Diagnostic criteria for dermatomyositis (Dalakas and Hohlfeld, 2003)

diagnosis Myopathic dermatomyositis Amyopathic dermatomyositis
definite probable
weakness due to myopathy yes yes no
electromyography myopathic myopathic myopathic or non-specific
muscle enzyme (eg. serum-CK ) high (up to 50 times normal)or normal high high (up to 10 times normal)or normal
muscle biopsy perifascicular・perimysial or perivascular Infiltrates; perifascicular atrophy perifascicular・perimysial or perivascular Infiltrates; perifascicular atrophy Non-specific or diagnostic for dermatomyositis (subclinical myopathy)
skin change or calcificaiton present not detected presnt


Abundant macrophages and CD20+B cells are also present (Fig. 45).

Subset of inflammatory cells in the muscle of a patient with dermatomyositis. CD20+ B cells, CD4+T cells, CD68+ macrophages and CD8+T cells are observed.

Aberrant expression of the MHC class I antigen is usually prominent in the perifascicular fibers. Many of the perifascicular fibers are type 2C fibers representing regenerating fibers. Necrosis en masse of muscle fibers may be observed in severe cases of DM.

The membrane attack complex or C5b-9 is often identified on the walls of blood vessels in tissue obtained from patients with DM in addition to a reduction in the number of blood vessels (Emslie-Smith, 1990). Ultrastructural examination may reveal granulotubular inclusions and rod-shaped bodies (Weibel-Palade bodies), as well as filamentous inclusions in the cytoplasm of the endothelial cells of blood vessels in muscles. However, these inclusions can occur even in other collagen vascular diseases. The association between atrophic muscle fibers, perimysial inflammation and changes in blood vessels remain unclear. Roles played by various cytokines associated with inflammation might be important.

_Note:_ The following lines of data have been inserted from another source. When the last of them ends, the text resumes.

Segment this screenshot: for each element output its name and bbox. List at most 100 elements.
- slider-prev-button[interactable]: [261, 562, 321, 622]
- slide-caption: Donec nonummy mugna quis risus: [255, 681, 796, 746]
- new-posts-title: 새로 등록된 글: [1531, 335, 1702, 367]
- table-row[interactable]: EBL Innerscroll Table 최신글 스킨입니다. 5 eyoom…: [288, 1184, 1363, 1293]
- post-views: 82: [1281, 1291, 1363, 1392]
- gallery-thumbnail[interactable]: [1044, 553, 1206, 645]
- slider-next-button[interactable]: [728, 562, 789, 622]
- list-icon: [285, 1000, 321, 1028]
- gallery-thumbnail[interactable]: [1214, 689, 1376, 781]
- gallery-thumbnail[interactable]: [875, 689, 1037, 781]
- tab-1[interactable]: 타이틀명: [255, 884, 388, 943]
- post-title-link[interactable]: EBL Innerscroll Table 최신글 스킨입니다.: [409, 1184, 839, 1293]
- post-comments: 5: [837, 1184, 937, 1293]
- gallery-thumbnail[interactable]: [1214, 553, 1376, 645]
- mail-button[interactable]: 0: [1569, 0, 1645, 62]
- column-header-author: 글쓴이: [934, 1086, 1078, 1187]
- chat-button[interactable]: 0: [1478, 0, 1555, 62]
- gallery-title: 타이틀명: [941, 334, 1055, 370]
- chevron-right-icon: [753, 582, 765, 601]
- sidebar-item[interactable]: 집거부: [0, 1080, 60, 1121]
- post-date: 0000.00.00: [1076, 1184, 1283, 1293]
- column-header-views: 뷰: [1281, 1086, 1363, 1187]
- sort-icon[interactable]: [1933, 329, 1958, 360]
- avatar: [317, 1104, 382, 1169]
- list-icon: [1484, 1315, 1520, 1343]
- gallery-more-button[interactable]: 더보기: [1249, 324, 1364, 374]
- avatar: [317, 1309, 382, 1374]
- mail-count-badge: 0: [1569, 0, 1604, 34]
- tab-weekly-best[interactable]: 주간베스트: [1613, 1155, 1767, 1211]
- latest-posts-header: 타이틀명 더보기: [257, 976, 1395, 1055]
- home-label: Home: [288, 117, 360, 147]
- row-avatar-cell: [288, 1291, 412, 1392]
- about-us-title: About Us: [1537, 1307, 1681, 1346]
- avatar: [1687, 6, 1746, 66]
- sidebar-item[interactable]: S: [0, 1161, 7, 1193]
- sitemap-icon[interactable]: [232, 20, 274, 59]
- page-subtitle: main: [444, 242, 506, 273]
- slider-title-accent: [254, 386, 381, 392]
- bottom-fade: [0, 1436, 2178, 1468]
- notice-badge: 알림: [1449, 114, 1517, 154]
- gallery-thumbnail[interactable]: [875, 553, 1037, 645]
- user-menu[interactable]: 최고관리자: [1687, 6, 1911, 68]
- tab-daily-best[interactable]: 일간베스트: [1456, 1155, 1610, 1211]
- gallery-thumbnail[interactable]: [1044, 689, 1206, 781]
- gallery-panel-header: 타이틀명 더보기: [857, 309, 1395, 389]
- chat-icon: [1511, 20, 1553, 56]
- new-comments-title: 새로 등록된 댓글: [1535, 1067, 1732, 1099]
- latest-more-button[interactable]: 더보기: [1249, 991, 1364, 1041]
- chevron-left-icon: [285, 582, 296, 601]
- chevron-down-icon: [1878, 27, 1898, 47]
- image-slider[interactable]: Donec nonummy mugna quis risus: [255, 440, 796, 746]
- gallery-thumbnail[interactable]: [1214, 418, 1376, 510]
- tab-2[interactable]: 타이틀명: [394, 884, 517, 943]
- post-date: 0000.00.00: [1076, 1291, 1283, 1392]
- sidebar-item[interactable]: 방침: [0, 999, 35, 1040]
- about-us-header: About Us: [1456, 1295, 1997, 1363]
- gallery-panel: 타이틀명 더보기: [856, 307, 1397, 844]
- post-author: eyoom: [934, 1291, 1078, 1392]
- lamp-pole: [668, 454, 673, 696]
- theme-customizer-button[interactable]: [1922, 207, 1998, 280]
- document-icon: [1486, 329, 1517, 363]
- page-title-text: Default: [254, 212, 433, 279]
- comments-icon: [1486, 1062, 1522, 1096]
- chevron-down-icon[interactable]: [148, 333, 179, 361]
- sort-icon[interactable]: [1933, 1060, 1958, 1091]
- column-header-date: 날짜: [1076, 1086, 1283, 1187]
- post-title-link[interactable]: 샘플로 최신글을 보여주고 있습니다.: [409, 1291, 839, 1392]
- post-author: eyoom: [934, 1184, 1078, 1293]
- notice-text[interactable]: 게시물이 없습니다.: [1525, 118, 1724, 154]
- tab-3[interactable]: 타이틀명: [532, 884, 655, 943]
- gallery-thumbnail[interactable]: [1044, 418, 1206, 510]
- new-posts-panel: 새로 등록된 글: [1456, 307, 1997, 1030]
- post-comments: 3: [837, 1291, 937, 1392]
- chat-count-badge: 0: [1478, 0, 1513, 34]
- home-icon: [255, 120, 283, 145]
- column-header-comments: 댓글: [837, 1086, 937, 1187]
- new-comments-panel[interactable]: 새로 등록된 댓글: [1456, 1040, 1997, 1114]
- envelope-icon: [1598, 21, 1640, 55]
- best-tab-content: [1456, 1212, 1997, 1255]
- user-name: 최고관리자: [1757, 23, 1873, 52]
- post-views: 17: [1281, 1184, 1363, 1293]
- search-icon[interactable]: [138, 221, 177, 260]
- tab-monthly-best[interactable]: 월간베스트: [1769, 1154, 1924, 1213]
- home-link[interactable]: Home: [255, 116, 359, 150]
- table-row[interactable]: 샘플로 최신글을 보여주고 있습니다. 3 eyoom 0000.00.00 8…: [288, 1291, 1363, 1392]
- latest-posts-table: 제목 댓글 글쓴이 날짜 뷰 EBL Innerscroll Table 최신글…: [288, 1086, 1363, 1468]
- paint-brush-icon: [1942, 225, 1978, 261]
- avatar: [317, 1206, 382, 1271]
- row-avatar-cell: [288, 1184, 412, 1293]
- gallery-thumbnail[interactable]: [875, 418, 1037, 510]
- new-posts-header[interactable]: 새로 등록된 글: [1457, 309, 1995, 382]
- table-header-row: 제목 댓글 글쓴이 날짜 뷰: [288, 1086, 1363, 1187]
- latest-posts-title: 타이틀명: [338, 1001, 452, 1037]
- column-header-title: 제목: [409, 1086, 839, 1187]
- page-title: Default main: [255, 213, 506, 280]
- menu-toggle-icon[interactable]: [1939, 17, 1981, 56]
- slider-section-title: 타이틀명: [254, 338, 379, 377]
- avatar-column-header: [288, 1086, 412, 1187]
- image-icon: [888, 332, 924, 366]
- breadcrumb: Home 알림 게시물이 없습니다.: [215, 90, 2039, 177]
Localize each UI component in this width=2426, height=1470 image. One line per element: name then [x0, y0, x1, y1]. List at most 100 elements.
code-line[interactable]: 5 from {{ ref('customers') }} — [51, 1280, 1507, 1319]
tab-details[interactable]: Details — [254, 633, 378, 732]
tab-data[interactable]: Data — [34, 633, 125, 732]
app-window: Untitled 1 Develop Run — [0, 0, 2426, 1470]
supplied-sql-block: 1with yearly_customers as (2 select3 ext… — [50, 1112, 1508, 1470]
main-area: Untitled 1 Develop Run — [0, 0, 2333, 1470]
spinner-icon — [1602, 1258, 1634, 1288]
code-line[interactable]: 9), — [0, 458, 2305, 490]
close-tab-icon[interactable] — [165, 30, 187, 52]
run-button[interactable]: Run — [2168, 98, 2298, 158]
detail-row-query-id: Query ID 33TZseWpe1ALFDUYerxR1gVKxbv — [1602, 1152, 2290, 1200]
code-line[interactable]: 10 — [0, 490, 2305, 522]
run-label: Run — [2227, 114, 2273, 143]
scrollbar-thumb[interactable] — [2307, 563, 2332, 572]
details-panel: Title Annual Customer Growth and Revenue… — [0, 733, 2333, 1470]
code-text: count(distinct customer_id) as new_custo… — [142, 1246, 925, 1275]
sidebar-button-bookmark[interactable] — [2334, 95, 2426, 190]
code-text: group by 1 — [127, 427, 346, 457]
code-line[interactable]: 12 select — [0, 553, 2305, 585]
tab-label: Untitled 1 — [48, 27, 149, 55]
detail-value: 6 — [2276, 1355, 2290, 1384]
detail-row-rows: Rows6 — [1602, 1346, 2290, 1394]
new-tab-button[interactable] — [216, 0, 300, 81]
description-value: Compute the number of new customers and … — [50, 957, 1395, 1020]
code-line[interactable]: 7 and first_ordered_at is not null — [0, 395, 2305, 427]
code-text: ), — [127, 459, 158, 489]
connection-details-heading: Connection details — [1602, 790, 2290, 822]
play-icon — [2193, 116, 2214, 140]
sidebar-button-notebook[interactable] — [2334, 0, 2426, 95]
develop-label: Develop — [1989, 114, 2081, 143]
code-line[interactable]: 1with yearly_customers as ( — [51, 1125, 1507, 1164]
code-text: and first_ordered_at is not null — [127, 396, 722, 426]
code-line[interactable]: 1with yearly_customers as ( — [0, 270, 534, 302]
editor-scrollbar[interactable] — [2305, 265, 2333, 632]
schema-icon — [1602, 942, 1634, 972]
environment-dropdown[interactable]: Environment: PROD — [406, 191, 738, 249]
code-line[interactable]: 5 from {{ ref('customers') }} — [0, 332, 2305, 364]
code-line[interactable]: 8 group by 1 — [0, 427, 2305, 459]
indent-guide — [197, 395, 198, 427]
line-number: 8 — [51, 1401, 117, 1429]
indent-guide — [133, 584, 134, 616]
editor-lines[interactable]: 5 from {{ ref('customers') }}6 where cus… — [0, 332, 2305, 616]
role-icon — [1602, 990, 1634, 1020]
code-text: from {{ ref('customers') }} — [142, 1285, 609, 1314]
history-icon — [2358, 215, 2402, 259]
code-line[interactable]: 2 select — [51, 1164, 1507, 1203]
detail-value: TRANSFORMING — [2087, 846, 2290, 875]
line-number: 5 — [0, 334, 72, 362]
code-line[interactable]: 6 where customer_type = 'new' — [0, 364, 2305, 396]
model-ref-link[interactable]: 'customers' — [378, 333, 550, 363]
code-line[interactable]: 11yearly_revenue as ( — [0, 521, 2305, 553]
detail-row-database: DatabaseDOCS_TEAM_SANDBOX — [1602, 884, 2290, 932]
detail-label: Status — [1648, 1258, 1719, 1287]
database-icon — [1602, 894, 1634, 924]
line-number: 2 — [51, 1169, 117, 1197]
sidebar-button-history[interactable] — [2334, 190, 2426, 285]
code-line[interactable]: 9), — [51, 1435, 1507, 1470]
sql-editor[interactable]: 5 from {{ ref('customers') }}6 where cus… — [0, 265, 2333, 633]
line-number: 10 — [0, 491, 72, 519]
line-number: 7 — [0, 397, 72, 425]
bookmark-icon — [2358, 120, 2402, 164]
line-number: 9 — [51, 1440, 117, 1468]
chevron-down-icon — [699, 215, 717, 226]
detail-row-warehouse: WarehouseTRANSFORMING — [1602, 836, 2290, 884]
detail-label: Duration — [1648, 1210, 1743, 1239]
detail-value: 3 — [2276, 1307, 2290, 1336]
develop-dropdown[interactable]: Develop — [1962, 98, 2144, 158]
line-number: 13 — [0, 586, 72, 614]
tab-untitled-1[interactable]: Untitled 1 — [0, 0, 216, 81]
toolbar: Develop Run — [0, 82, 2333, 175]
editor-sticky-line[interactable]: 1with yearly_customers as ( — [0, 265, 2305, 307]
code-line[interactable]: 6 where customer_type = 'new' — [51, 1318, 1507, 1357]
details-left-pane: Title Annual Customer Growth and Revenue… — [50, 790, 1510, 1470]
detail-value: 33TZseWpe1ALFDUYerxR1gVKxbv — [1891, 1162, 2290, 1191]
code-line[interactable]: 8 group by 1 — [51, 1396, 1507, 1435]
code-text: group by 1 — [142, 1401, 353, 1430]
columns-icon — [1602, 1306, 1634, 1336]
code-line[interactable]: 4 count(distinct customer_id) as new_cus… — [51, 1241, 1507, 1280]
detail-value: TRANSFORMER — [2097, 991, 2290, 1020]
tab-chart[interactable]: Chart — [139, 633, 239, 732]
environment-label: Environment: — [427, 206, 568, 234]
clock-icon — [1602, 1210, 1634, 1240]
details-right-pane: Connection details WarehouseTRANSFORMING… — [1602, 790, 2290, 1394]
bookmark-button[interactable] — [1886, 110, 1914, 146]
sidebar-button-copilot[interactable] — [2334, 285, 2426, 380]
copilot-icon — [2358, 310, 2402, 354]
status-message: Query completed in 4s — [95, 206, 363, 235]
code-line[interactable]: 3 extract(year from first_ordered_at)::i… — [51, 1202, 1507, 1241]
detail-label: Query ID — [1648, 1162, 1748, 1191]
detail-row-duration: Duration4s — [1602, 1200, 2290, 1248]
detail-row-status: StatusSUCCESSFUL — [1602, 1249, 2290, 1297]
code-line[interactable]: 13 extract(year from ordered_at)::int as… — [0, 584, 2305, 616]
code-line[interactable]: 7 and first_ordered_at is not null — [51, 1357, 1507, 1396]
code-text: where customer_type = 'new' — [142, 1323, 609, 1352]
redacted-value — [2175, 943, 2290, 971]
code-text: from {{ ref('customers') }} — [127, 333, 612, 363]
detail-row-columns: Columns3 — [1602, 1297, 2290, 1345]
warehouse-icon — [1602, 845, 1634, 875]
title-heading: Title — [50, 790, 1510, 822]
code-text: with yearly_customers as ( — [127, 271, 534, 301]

Cutaneous manifestations often precede muscle symptoms in cases of juvenile dermatomyositis (JDM), which by definition occurs in the pediatric population. Interstitial lung disease needs careful evaluation in all patients, because it may initially occur as a subclinical condition with subsequent aggravation. Cutaneous manifestations resemble those observed in adult cases of DM. Weakness is commonly observed in the hip, shoulder girdle and neck muscles. Myalgia sometimes causes contracture of joints as children avoid limb movements. Bulbar muscles can be affected in severe cases. Histopathological examination of muscle specimens in cases of JDM is characterized by prominent vasculitic changes and massive collections of necrotic fibers that are sometimes accompanied by calcification. Perifascicular atrophy is observed and dense inflammatory cell infiltrates are noted, particularly perivascular in distribution.